By Stéphanie De la Asuncion, BI Project Director, Mickaël Mackow, BI Project Manager and Vivien Liochon, MSBI Technical Expert - Micropole Centre-Est.
In early 2018, Microsoft released a data integration service hosted entirely in the cloud - Azure Data Factory. Allowing to orchestrate services that collect raw data, this solution also transforms it into ready-to-use information. In this article, we will take a look at this service by describing its interests, its limitations and its use in a concrete framework: which will include the steps for creating a feed under Azure Data Factory.
For several months or even years, Microsoft has been involved in a Cloud Computing approach to offer more and more Azure services and push companies to follow suit. The benefit: to have a single global management platform bringing together all the essential services for the proper functioning of the company's information system.

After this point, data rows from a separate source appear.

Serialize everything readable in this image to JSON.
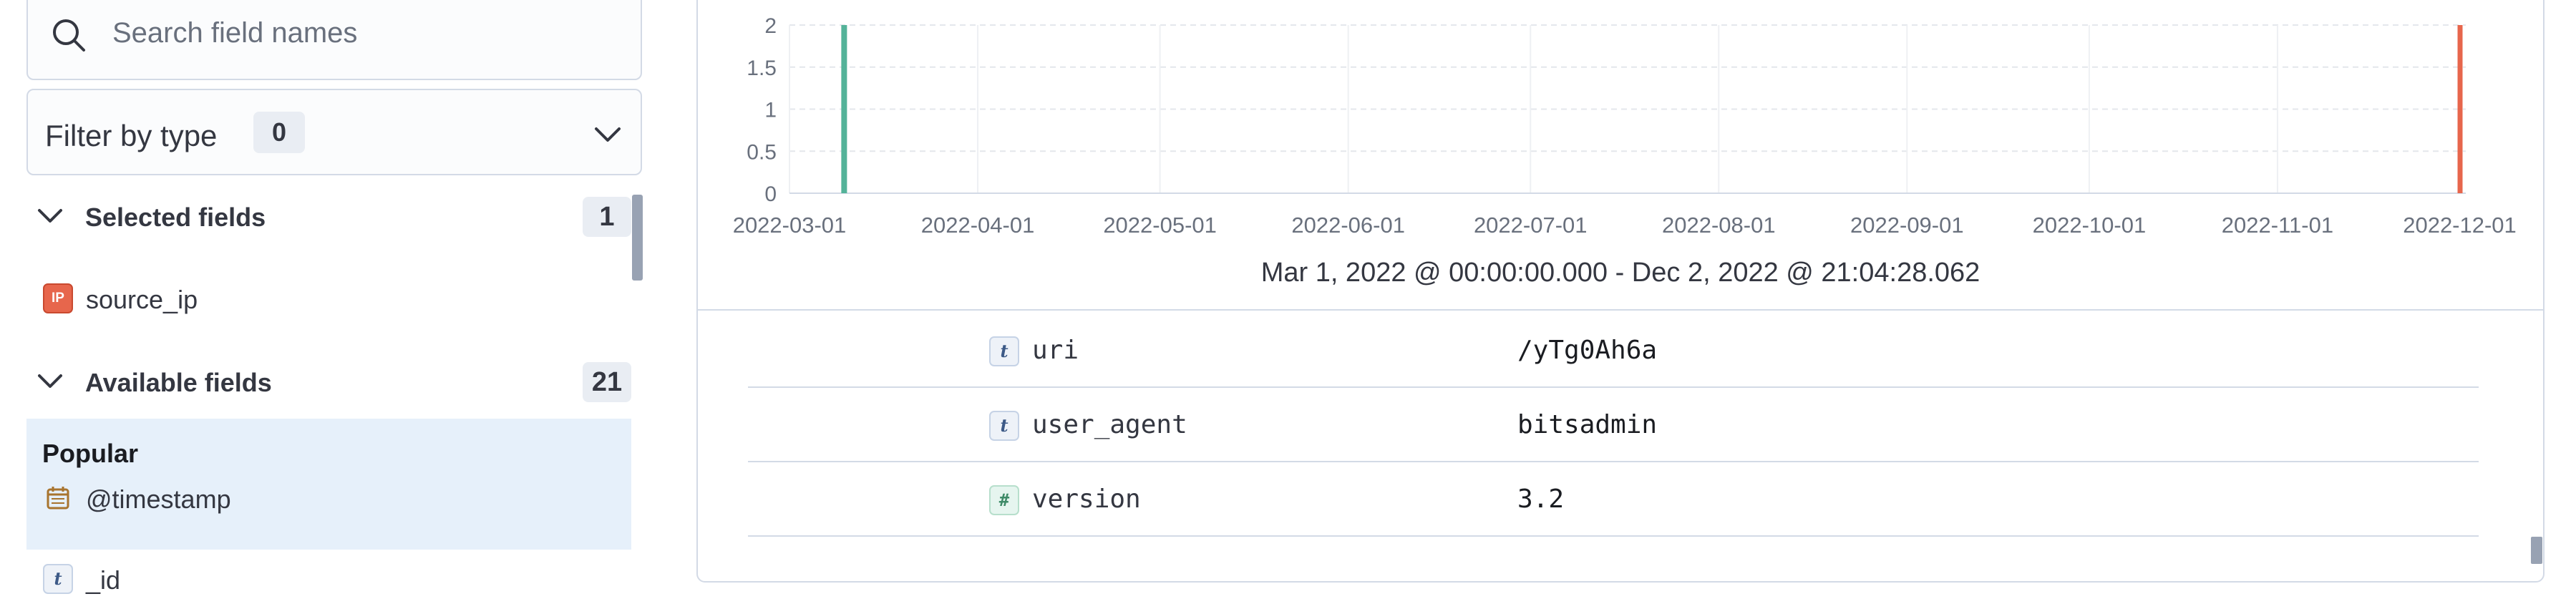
{
  "sidebar": {
    "search": {
      "placeholder": "Search field names"
    },
    "filter": {
      "label": "Filter by type",
      "count": "0"
    },
    "selected": {
      "title": "Selected fields",
      "count": "1",
      "fields": [
        {
          "name": "source_ip",
          "type": "ip"
        }
      ]
    },
    "available": {
      "title": "Available fields",
      "count": "21",
      "popular_title": "Popular",
      "popular_fields": [
        {
          "name": "@timestamp",
          "type": "date"
        }
      ],
      "fields": [
        {
          "name": "_id",
          "type": "string"
        }
      ]
    }
  },
  "chart_data": {
    "type": "bar",
    "title": "",
    "xlabel": "",
    "ylabel": "",
    "x_tick_labels": [
      "2022-03-01",
      "2022-04-01",
      "2022-05-01",
      "2022-06-01",
      "2022-07-01",
      "2022-08-01",
      "2022-09-01",
      "2022-10-01",
      "2022-11-01",
      "2022-12-01"
    ],
    "y_tick_labels": [
      "0",
      "0.5",
      "1",
      "1.5",
      "2"
    ],
    "ylim": [
      0,
      2
    ],
    "xlim": [
      "2022-03-01",
      "2022-12-02"
    ],
    "grid": true,
    "series": [
      {
        "x": [
          "2022-03-10"
        ],
        "values": [
          2
        ],
        "color": "#54b399"
      }
    ],
    "annotations": [
      {
        "type": "vertical-line",
        "x": "2022-12-01",
        "color": "#e7664c"
      }
    ],
    "time_range_label": "Mar 1, 2022 @ 00:00:00.000 - Dec 2, 2022 @ 21:04:28.062"
  },
  "document": {
    "rows": [
      {
        "field": "uri",
        "type": "string",
        "value": "/yTg0Ah6a"
      },
      {
        "field": "user_agent",
        "type": "string",
        "value": "bitsadmin"
      },
      {
        "field": "version",
        "type": "number",
        "value": "3.2"
      }
    ]
  },
  "tokens": {
    "ip": "IP",
    "string": "t",
    "number": "#"
  },
  "colors": {
    "bar": "#54b399",
    "now_marker": "#e7664c",
    "popular_bg": "#e6f0fa"
  }
}
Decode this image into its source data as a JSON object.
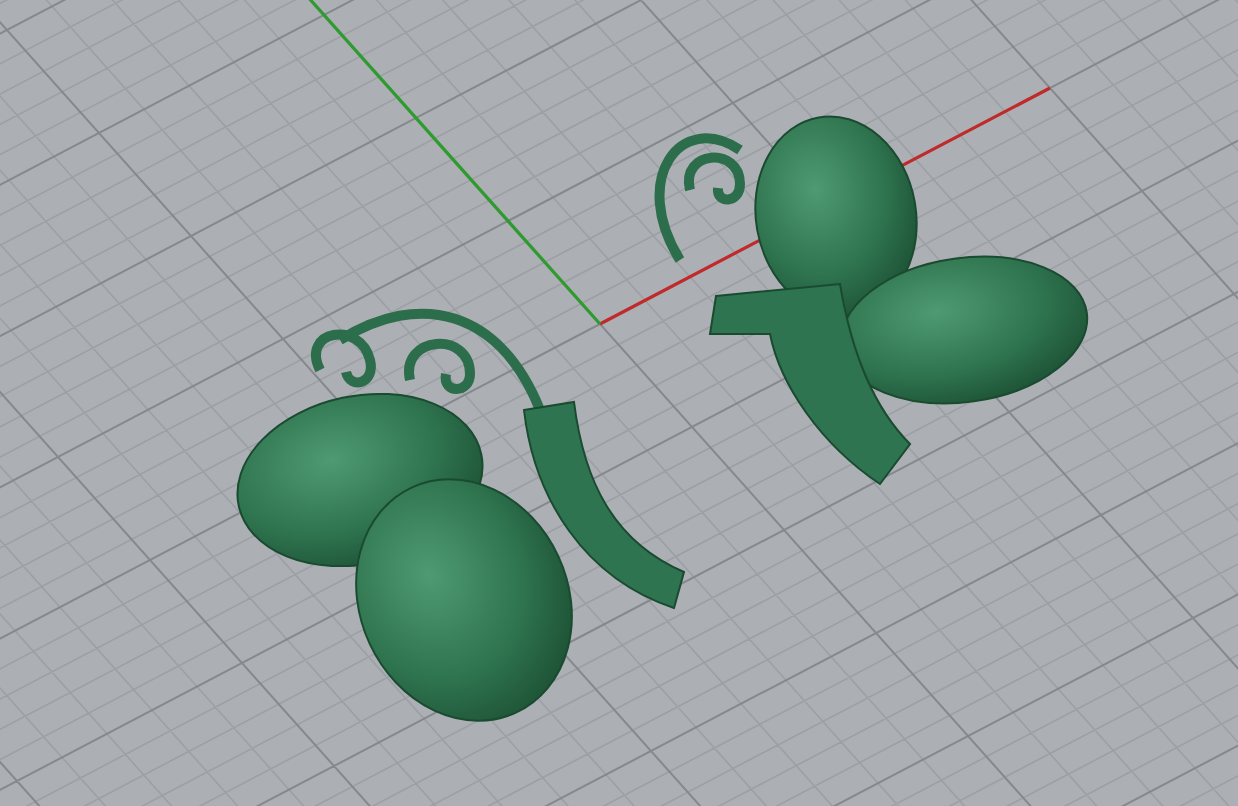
{
  "viewport": {
    "show_grid": true,
    "show_axes": true
  }
}
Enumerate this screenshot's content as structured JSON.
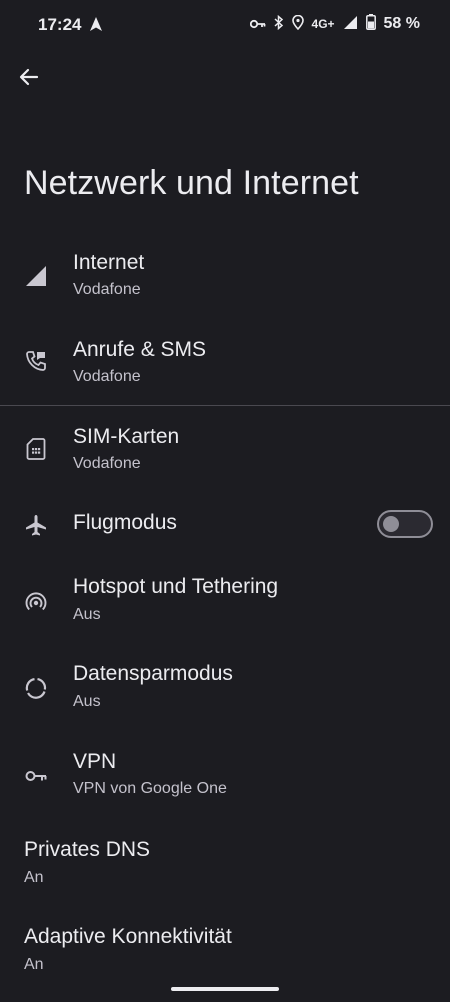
{
  "status_bar": {
    "time": "17:24",
    "network": "4G+",
    "battery": "58 %",
    "icons": [
      "navigation-icon",
      "vpn-key-icon",
      "bluetooth-icon",
      "location-icon",
      "signal-icon",
      "battery-icon"
    ]
  },
  "header": {
    "back_icon": "arrow-back-icon",
    "title": "Netzwerk und Internet"
  },
  "items": [
    {
      "title": "Internet",
      "subtitle": "Vodafone",
      "icon": "cell-signal-icon"
    },
    {
      "title": "Anrufe & SMS",
      "subtitle": "Vodafone",
      "icon": "phone-sms-icon"
    },
    {
      "title": "SIM-Karten",
      "subtitle": "Vodafone",
      "icon": "sim-card-icon"
    },
    {
      "title": "Flugmodus",
      "icon": "airplane-icon",
      "toggle_on": false
    },
    {
      "title": "Hotspot und Tethering",
      "subtitle": "Aus",
      "icon": "hotspot-icon"
    },
    {
      "title": "Datensparmodus",
      "subtitle": "Aus",
      "icon": "data-saver-icon"
    },
    {
      "title": "VPN",
      "subtitle": "VPN von Google One",
      "icon": "vpn-key-icon"
    },
    {
      "title": "Privates DNS",
      "subtitle": "An"
    },
    {
      "title": "Adaptive Konnektivität",
      "subtitle": "An"
    }
  ],
  "colors": {
    "background": "#1c1c21",
    "text_primary": "#ececf0",
    "text_secondary": "#c4c2cc",
    "divider": "#4a4950",
    "toggle_off": "#8f8e97"
  }
}
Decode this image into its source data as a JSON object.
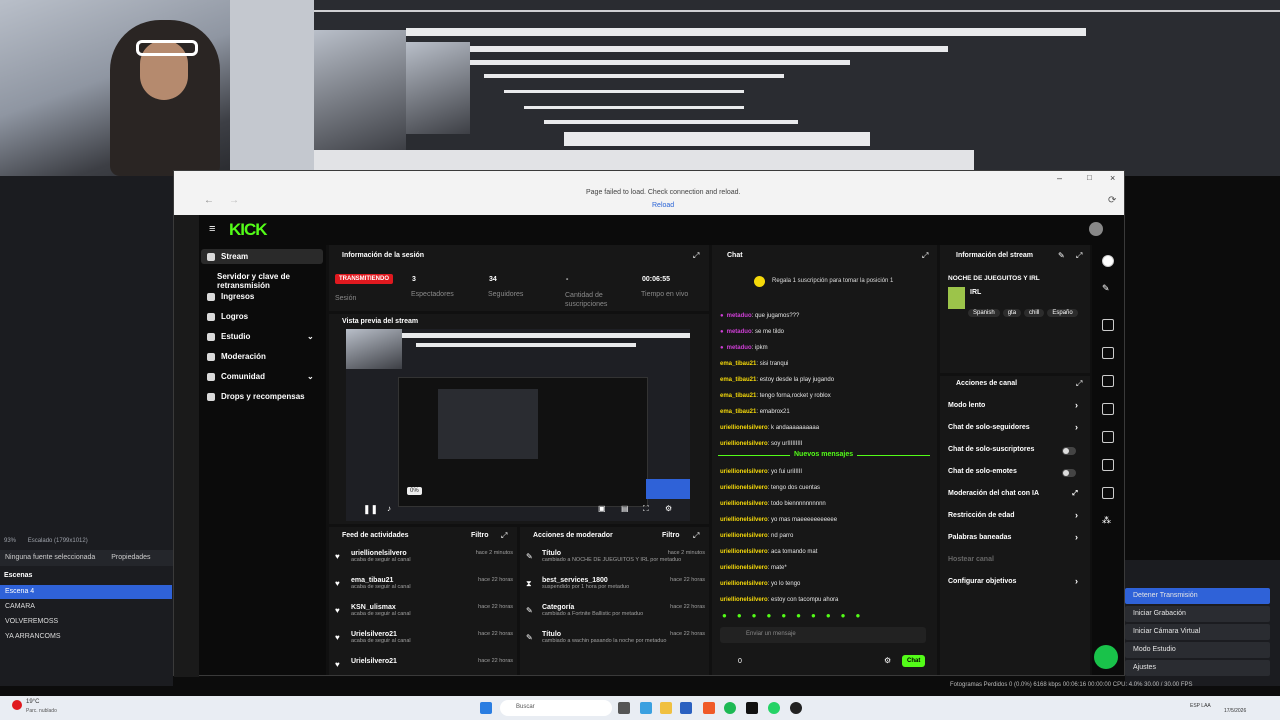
{
  "browser": {
    "error": "Page failed to load. Check connection and reload.",
    "reload": "Reload"
  },
  "obs": {
    "status": "Escalado (1799x1012)",
    "props_none": "Ninguna fuente seleccionada",
    "props": "Propiedades",
    "scenes_title": "Escenas",
    "scenes": [
      "Escena 4",
      "CAMARA",
      "VOLVEREMOSS",
      "YA ARRANCOMS"
    ],
    "controls": [
      "Detener Transmisión",
      "Iniciar Grabación",
      "Iniciar Cámara Virtual",
      "Modo Estudio",
      "Ajustes"
    ],
    "stats": "Fotogramas Perdidos 0 (0.0%)   6168 kbps   00:06:16   00:00:00   CPU: 4.0%   30.00 / 30.00 FPS",
    "zoom": "93%"
  },
  "sidebar": {
    "items": [
      "Stream",
      "Servidor y clave de retransmisión",
      "Ingresos",
      "Logros",
      "Estudio",
      "Moderación",
      "Comunidad",
      "Drops y recompensas"
    ]
  },
  "session": {
    "title": "Información de la sesión",
    "live": "TRANSMITIENDO",
    "sesion": "Sesión",
    "stats": [
      {
        "v": "3",
        "l": "Espectadores"
      },
      {
        "v": "34",
        "l": "Seguidores"
      },
      {
        "v": "-",
        "l": "Cantidad de suscripciones"
      },
      {
        "v": "00:06:55",
        "l": "Tiempo en vivo"
      }
    ]
  },
  "preview": {
    "title": "Vista previa del stream",
    "volume": "0%"
  },
  "feed": {
    "title": "Feed de actividades",
    "filter": "Filtro",
    "items": [
      {
        "n": "uriellionelsilvero",
        "s": "acaba de seguir al canal",
        "t": "hace 2 minutos"
      },
      {
        "n": "ema_tibau21",
        "s": "acaba de seguir al canal",
        "t": "hace 22 horas"
      },
      {
        "n": "KSN_ulismax",
        "s": "acaba de seguir al canal",
        "t": "hace 22 horas"
      },
      {
        "n": "Urielsilvero21",
        "s": "acaba de seguir al canal",
        "t": "hace 22 horas"
      },
      {
        "n": "Urielsilvero21",
        "s": "",
        "t": "hace 22 horas"
      }
    ]
  },
  "modactions": {
    "title": "Acciones de moderador",
    "filter": "Filtro",
    "items": [
      {
        "n": "Título",
        "s": "cambiado a NOCHE DE JUEGUITOS Y IRL por metaduo",
        "t": "hace 2 minutos"
      },
      {
        "n": "best_services_1800",
        "s": "suspendido por 1 hora por metaduo",
        "t": "hace 22 horas"
      },
      {
        "n": "Categoría",
        "s": "cambiado a Fortnite Ballistic por metaduo",
        "t": "hace 22 horas"
      },
      {
        "n": "Título",
        "s": "cambiado a wachin pasando la noche por metaduo",
        "t": "hace 22 horas"
      }
    ]
  },
  "chat": {
    "title": "Chat",
    "gift": "Regala 1 suscripción para tomar la posición 1",
    "new": "Nuevos mensajes",
    "placeholder": "Enviar un mensaje",
    "send": "Chat",
    "count": "0",
    "msgs": [
      {
        "u": "metaduo",
        "m": "que jugamos???",
        "c": "p"
      },
      {
        "u": "metaduo",
        "m": "se me tildo",
        "c": "p"
      },
      {
        "u": "metaduo",
        "m": "ipkm",
        "c": "p"
      },
      {
        "u": "ema_tibau21",
        "m": "sisi tranqui",
        "c": "y"
      },
      {
        "u": "ema_tibau21",
        "m": "estoy desde la play jugando",
        "c": "y"
      },
      {
        "u": "ema_tibau21",
        "m": "tengo forna,rocket y roblox",
        "c": "y"
      },
      {
        "u": "ema_tibau21",
        "m": "emabrox21",
        "c": "y"
      },
      {
        "u": "uriellionelsilvero",
        "m": "k andaaaaaaaaaa",
        "c": "y"
      },
      {
        "u": "uriellionelsilvero",
        "m": "soy urIIIIIIIII",
        "c": "y"
      },
      {
        "u": "uriellionelsilvero",
        "m": "yo fui uriIIIII",
        "c": "y"
      },
      {
        "u": "uriellionelsilvero",
        "m": "tengo dos cuentas",
        "c": "y"
      },
      {
        "u": "uriellionelsilvero",
        "m": "todo biennnnnnnnnn",
        "c": "y"
      },
      {
        "u": "uriellionelsilvero",
        "m": "yo mas maeeeeeeeeeee",
        "c": "y"
      },
      {
        "u": "uriellionelsilvero",
        "m": "nd parro",
        "c": "y"
      },
      {
        "u": "uriellionelsilvero",
        "m": "aca tomando mat",
        "c": "y"
      },
      {
        "u": "uriellionelsilvero",
        "m": "mate*",
        "c": "y"
      },
      {
        "u": "uriellionelsilvero",
        "m": "yo lo tengo",
        "c": "y"
      },
      {
        "u": "uriellionelsilvero",
        "m": "estoy con tacompu ahora",
        "c": "y"
      }
    ]
  },
  "streaminfo": {
    "title": "Información del stream",
    "name": "NOCHE DE JUEGUITOS Y IRL",
    "category": "IRL",
    "tags": [
      "Spanish",
      "gta",
      "chill",
      "Españo"
    ]
  },
  "channel": {
    "title": "Acciones de canal",
    "items": [
      {
        "l": "Modo lento",
        "k": "chev"
      },
      {
        "l": "Chat de solo-seguidores",
        "k": "chev"
      },
      {
        "l": "Chat de solo-suscriptores",
        "k": "toggle"
      },
      {
        "l": "Chat de solo-emotes",
        "k": "toggle"
      },
      {
        "l": "Moderación del chat con IA",
        "k": "ext"
      },
      {
        "l": "Restricción de edad",
        "k": "chev"
      },
      {
        "l": "Palabras baneadas",
        "k": "chev"
      },
      {
        "l": "Hostear canal",
        "k": "dim"
      },
      {
        "l": "Configurar objetivos",
        "k": "chev"
      }
    ]
  },
  "taskbar": {
    "search": "Buscar",
    "weather": "19°C",
    "weather_desc": "Parc. nublado",
    "lang": "ESP LAA",
    "time": "17/5/2026"
  }
}
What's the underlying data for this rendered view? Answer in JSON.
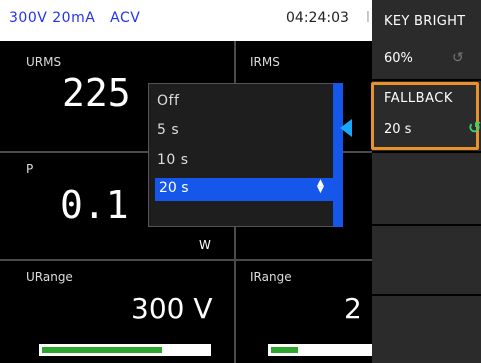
{
  "status": {
    "range": "300V 20mA   ACV",
    "time": "04:24:03",
    "separator": "l"
  },
  "tiles": {
    "urms": {
      "label": "URMS",
      "value": "225"
    },
    "irms": {
      "label": "IRMS",
      "value": ""
    },
    "p": {
      "label": "P",
      "value": "0.1",
      "unit": "W"
    },
    "p2": {
      "value": ""
    },
    "urange": {
      "label": "URange",
      "value": "300 V",
      "level": 0.72
    },
    "irange": {
      "label": "IRange",
      "value": "2",
      "level": 0.28
    }
  },
  "dropdown": {
    "options": [
      "Off",
      "5 s",
      "10 s",
      "20 s"
    ],
    "selected": "20 s",
    "spinner_up": "▲",
    "spinner_down": "▼"
  },
  "panel": {
    "key_bright_title": "KEY BRIGHT",
    "key_bright_value": "60%",
    "fallback_title": "FALLBACK",
    "fallback_value": "20 s",
    "knob_icon": "rotary-knob-icon"
  },
  "colors": {
    "accent_blue": "#1457ea",
    "pointer_blue": "#1aa8ff",
    "highlight_orange": "#e9912a",
    "knob_green": "#3fcf6e",
    "bar_green": "#2ea62e"
  }
}
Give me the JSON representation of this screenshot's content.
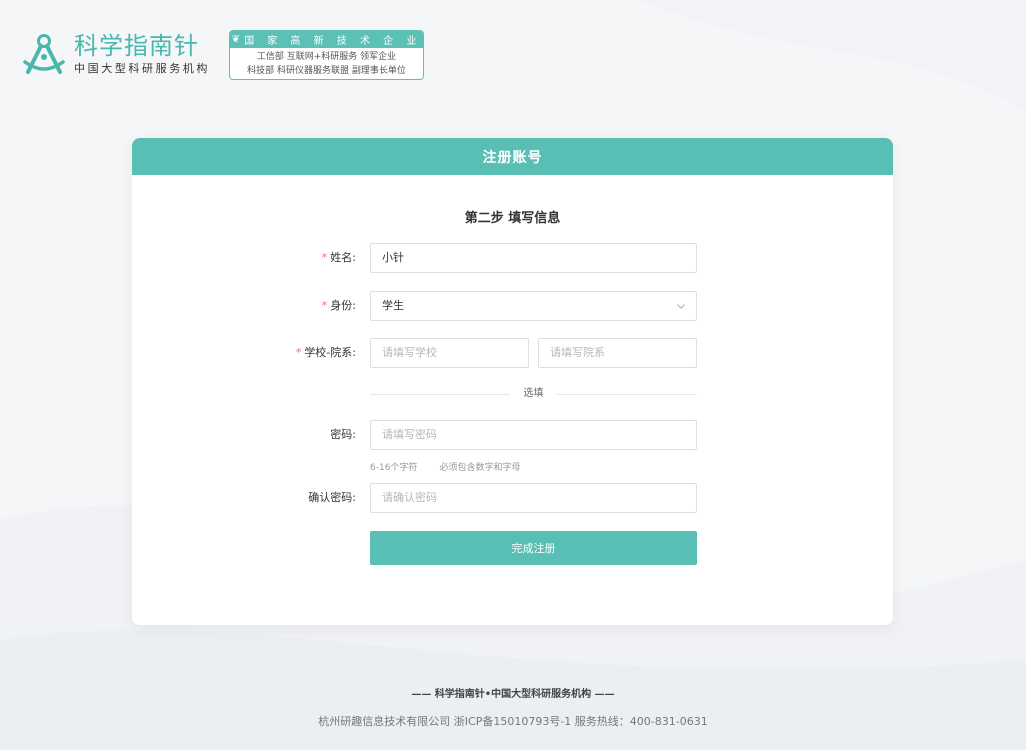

Azure Data Factory is a service that will allow companies to no longer have to manage physical or virtual machines to process their data. The main interest of this new feature is to avoid the costs of maintenance, software installations, etc.. It is still possible to process, transform, store, delete and archive data with SSIS and Azure storage spaces.
AZURE DATA FACTORY: APPLYING IT IN THE ENTERPRISE
- Context of the project at one of our customers
Our experts set up a BI tool with nightly feeds, made with Microsoft technologies hosted on Azure virtual machines. Once this tool was in place, the evolution requests led to new daily flows that had to be executed during the day.
In order to limit the cost of using the Azure servers, the jobs were scheduled to stop the servers at the end of the processing. The new flows generated also posed a problem for us: managing the startup and shutdown of the servers.
This constraint led us to explore Azure Data Factory. As a service, there is no server management to be expected and the new simple data flows were therefore developed with it.
The objectives were to:
- Validate the use of this tool in service mode;
- In the long term, separate from the virtual machine infrastructure;
- Store data from various sources in a consolidated Azure space;
- Launch SSIS data processing flows without having to manage a server;
- Schedule the entire supply flow
To present the architecture of the project, here is the diagram that includes the Azure environment in the implementation of the global data integration.
A. Extract data into files
B. FTP transfer of files to the Azure blob store
C. Integration of files into the ODS (Operational Data Store) via SSIS packages launched from Azure Data Factory
D. Integration of ODS data into the DWH (Datawarehouse) via SSIS packages launched from Azure Data Factory
- How the Azure Data Factory works
Comparative diagram between the operation of a flow via a server and an ADF flow
Note that the only cost for Azure Data Factory is the SSIS Integration Runtime. This is a node that allows you to launch SSIS feeds to which you attach a SQL Server license. It is also possible to configure performance based on usage and data.
REVIEW AND OUTLOOK
By accompanying our client on its BI project, our experts were able to highlight the tops and flops of this recent solution such as:
- A delocalized service;
- An easy handling for simple flows;
- Limited costs;
- A development or a license management that does not require the installation of a tool;
- A scheduler: possibility to plan the flows in a periodic way or an event
- A tedious management of environments (production/receipt/development/...);
- Requires particular attention at the start of the service: it is necessary to think of an automatic stop otherwise the costs increase very quickly;
- All the functionalities are not yet available and it is thus difficult to make complex flows.
However, Azure Data Factory is a solution that makes it easy to create, manage and monitor the feed processes in a single service.
No doubt that in the coming months (new versions of the tool in V2), the service will evolve to integrate native components that will not require specific development: the deletion of files in an Azure vault, the start/stop of the SSIS Integration Runtime and many others ... To be continued.